De même, dans les langues néolatines, le locuteur est habitué à parler de frontispice, de côte, de pied de page, d’en-tête, persistant dans la même métaphore biblique. De toute évidence, le livre est comme un homme : comme l’homme, son « corps » est pourvu de tête, de pieds, de côte, de front, s’enroulant et se déroulant autour d’un « nombril » : grec omphalos, latin umbilicus, disant la branche centrale – normalement, en bois – autour de laquelle un livre s’enroule et se déroule.

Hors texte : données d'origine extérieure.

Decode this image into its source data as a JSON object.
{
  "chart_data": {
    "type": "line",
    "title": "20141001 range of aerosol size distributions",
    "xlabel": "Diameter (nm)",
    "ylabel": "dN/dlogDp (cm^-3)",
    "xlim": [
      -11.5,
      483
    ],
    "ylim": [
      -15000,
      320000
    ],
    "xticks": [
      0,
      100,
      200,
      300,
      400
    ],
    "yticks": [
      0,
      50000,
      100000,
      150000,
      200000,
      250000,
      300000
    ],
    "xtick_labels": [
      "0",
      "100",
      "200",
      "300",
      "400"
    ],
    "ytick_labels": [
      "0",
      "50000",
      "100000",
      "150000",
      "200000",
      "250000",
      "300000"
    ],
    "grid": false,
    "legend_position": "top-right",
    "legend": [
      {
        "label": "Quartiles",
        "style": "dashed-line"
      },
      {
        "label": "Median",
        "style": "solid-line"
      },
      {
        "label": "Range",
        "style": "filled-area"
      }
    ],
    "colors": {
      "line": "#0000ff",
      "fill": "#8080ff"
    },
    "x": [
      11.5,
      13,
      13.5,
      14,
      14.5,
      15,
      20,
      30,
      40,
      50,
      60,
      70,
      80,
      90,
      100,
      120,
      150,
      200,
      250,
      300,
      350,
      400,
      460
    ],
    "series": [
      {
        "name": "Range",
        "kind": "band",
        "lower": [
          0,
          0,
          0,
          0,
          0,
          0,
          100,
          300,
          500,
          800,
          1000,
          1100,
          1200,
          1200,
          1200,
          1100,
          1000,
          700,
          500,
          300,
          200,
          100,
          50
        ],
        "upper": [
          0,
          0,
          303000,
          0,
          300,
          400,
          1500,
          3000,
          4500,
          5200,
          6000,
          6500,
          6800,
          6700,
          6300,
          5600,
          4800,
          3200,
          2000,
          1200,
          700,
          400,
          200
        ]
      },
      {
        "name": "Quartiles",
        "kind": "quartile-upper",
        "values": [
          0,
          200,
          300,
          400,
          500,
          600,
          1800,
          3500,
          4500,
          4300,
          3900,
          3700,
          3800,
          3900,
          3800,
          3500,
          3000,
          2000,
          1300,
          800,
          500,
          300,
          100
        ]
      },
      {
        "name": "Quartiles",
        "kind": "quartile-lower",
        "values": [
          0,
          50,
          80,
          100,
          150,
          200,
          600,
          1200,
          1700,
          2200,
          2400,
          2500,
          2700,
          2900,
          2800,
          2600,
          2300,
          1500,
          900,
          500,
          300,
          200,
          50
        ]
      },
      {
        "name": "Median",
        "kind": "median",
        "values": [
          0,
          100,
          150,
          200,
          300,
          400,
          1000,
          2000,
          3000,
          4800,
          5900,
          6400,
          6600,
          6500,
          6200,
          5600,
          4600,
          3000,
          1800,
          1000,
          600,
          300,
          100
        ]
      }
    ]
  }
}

La Bible elle-même comme figura Christi : voilà l’image de Paul pour parler du Messie ; voire, plus précisément, de sa relation avec le peuple, ou – plus précisément encore – de son corps mystique, l’Église : ekklêsia, qahal, yaḥad – convocation des membres du corps mystique du Christ reconnaissant sa voix à l’appel de la Parole. L’acte d’incorporer le peuple dans la personne du Médiateur est figuré, chez Paul, par le truchement d’un livre, remontant vers sa tête en conclusion de lecture ; tout comme, à Nazareth, lors de ce shabbat dans lequel la lecture fut « faite » par Jésus, prétendant que – ce jour même – l’Écriture s’était accomplie « dans les oreilles » du peuple.
L’image d’un corpus revenant vers sa Tête – remontant en arrière et ascendant vers son principe – contient ultérieurement, dans l’hémisphère occidental, une allusion au labyrinthe et une autre aux controverses de l’embryologie antique.

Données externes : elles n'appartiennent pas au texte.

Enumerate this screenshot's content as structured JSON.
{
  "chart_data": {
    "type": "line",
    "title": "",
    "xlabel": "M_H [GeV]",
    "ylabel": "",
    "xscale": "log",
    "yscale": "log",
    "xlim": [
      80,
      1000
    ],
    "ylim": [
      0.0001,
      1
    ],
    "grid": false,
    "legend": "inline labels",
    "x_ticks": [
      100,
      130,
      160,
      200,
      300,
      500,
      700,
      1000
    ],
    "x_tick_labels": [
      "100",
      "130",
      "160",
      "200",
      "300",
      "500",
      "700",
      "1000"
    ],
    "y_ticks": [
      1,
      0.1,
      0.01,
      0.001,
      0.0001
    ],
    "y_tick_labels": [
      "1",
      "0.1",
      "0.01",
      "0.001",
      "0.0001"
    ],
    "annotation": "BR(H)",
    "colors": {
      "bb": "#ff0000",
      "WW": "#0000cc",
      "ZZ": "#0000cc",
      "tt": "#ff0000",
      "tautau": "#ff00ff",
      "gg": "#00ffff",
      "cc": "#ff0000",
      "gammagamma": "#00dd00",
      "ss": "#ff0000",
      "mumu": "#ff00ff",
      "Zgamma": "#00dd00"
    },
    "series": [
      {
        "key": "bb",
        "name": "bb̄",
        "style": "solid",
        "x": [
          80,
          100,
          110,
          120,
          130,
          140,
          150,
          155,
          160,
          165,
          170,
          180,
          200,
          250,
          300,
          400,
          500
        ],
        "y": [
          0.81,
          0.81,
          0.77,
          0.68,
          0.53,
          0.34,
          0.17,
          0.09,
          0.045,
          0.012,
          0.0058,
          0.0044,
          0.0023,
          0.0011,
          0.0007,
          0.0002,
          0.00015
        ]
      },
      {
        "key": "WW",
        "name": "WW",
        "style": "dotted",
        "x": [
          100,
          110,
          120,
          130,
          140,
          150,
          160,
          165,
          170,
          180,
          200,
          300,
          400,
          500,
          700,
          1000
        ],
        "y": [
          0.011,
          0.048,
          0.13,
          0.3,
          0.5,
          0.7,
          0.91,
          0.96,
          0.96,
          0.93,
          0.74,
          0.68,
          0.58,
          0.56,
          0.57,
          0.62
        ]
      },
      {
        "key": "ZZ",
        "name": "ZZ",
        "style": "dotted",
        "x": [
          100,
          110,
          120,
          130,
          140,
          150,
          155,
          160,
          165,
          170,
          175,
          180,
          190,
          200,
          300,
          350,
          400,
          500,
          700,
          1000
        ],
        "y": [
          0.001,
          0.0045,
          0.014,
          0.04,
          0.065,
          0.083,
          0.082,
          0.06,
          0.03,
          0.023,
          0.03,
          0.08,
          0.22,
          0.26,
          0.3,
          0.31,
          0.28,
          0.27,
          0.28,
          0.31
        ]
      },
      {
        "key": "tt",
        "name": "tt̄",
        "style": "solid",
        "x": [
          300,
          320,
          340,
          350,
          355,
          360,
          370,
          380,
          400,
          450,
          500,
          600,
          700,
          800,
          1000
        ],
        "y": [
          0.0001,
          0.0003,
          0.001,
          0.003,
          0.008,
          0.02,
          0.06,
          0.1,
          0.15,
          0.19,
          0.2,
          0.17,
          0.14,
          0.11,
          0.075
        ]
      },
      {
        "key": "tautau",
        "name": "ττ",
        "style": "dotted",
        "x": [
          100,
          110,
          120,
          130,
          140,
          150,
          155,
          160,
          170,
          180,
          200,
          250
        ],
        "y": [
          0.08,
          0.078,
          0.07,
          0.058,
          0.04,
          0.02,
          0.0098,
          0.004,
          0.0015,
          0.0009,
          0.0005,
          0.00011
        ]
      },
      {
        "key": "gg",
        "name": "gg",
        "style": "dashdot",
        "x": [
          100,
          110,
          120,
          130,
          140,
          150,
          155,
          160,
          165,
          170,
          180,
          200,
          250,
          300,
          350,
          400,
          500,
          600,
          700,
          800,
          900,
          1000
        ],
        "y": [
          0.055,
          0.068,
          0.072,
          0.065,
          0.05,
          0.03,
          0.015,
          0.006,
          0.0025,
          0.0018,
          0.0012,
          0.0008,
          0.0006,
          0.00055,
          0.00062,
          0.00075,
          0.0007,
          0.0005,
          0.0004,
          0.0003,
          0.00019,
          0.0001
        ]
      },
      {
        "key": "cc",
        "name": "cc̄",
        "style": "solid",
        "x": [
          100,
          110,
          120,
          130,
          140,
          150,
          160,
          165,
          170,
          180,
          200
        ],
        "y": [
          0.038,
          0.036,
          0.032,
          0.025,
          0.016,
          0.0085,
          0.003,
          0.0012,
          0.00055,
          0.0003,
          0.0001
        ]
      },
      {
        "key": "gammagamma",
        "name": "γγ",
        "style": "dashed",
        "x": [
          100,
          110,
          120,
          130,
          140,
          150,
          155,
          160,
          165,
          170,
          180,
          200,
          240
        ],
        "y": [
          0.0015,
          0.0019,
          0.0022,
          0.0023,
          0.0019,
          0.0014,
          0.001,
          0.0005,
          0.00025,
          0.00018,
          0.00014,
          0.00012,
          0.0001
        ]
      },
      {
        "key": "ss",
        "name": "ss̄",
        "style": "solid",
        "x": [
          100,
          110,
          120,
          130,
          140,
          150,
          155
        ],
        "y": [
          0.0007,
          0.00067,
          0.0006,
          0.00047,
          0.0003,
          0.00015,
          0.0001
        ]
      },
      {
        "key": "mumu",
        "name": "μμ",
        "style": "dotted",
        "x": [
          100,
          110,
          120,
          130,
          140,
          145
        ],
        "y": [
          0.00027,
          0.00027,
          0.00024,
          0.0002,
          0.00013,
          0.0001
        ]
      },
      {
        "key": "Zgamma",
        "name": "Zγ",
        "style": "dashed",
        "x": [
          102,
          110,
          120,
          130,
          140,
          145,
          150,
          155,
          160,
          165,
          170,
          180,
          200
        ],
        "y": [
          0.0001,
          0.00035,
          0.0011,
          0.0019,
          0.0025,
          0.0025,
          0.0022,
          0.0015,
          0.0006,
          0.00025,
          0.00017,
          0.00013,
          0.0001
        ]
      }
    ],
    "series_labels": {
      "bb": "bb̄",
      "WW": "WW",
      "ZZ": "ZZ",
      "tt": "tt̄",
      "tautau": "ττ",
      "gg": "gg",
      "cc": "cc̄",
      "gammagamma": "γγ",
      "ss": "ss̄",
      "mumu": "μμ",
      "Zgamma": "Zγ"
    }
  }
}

En effet, la forme originaire du labyrinthe est la spirale, spira mirabilis, générée par une croix :
à l’instar d’un rouleau s’enroulant autour d’un centre, qui n’est pas autre chose qu’une branche en bois : omphalos, umbilicus, ou – dans le judaïsme – ʿetz ḥayyim, « arbre de vie » ; tissant un lien ultérieur entre l’Arbre du Jardin des Délices et la Croix.

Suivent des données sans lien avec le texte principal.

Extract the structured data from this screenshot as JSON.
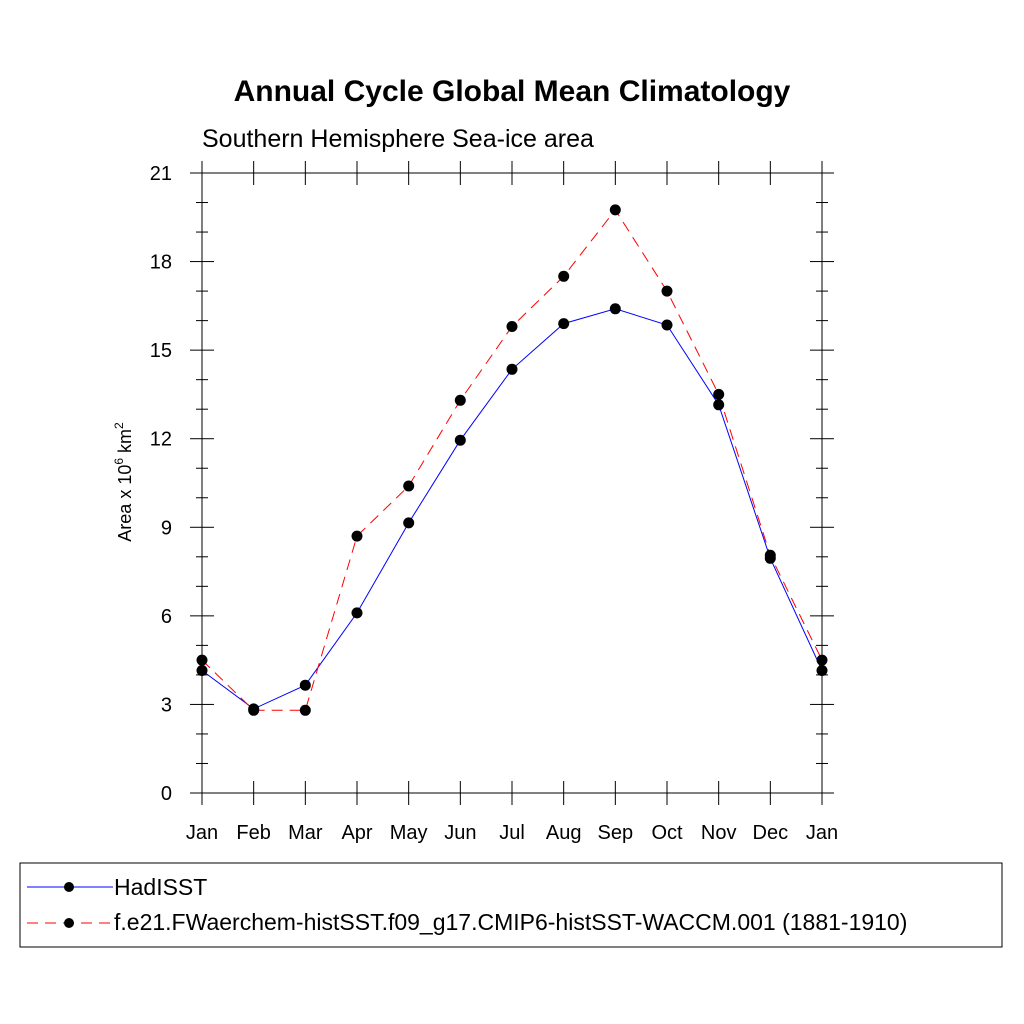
{
  "chart_data": {
    "type": "line",
    "title": "Annual Cycle Global Mean Climatology",
    "subtitle": "Southern Hemisphere Sea-ice area",
    "ylabel_parts": [
      "Area x 10",
      "6",
      " km",
      "2"
    ],
    "xlabel": "",
    "categories": [
      "Jan",
      "Feb",
      "Mar",
      "Apr",
      "May",
      "Jun",
      "Jul",
      "Aug",
      "Sep",
      "Oct",
      "Nov",
      "Dec",
      "Jan"
    ],
    "ylim": [
      0,
      21
    ],
    "yticks": [
      0,
      3,
      6,
      9,
      12,
      15,
      18,
      21
    ],
    "grid": false,
    "legend_position": "bottom",
    "series": [
      {
        "name": "HadISST",
        "color": "#0000ff",
        "dash": "solid",
        "values": [
          4.15,
          2.85,
          3.65,
          6.1,
          9.15,
          11.95,
          14.35,
          15.9,
          16.4,
          15.85,
          13.15,
          7.95,
          4.15
        ]
      },
      {
        "name": "f.e21.FWaerchem-histSST.f09_g17.CMIP6-histSST-WACCM.001 (1881-1910)",
        "color": "#ff0000",
        "dash": "dashed",
        "values": [
          4.5,
          2.8,
          2.8,
          8.7,
          10.4,
          13.3,
          15.8,
          17.5,
          19.75,
          17.0,
          13.5,
          8.05,
          4.5
        ]
      }
    ]
  }
}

L’acte initiatique, sacrificiel par définition, d’entrer dans le labyrinthe en y plongeant jusqu’au coeur, puis d’en émerger en remontant – vers l’arrière – du centre à la surface, est donc réitéré à chaque ouverture du Livre : cette remontée coïncidant, en Luc 4, avec le retour de Jésus à Nazareth, bouclant la boucle de son propre chemin d’investiture par la proclamation de sa messianité dans le lieu même de son propre départ.
En effet, pour l’embryologie antique, tout déploiement en spirale réitère l’acte par lequel le foetus vient à la vie dans le sein de sa mère, les membres de son corps se tissant autour d’un centre : à partir du coeur, selon les visées polémiques d’Empédocle et Épiménide ; en partant du nombril, selon la tradition vénérable de l’oracle de Delphes.
Traduire anakephalaïôsis tout court par « récapitulation » est donc insuffisant et nécessite une glose. Alors que la notion moderne de la ‘récapitulation’ est décapitée, et renvoie à un « résumé » purement horizontal, consistant, somme toute, à retracter dans ses « chefs » – per summa capita : dans les titres de ses chapitres – la substance distendue dans le corps d’un argument, la notion biblique de l’anaképhalaïôse, sans laquelle Paul demeure inaccessible, culmine par l’ascension d’un retour dans la tête, grâce auquel la substance du Livre : l’« Avec » du corps mystique remonte vers sa Tête, le Visage du Christ.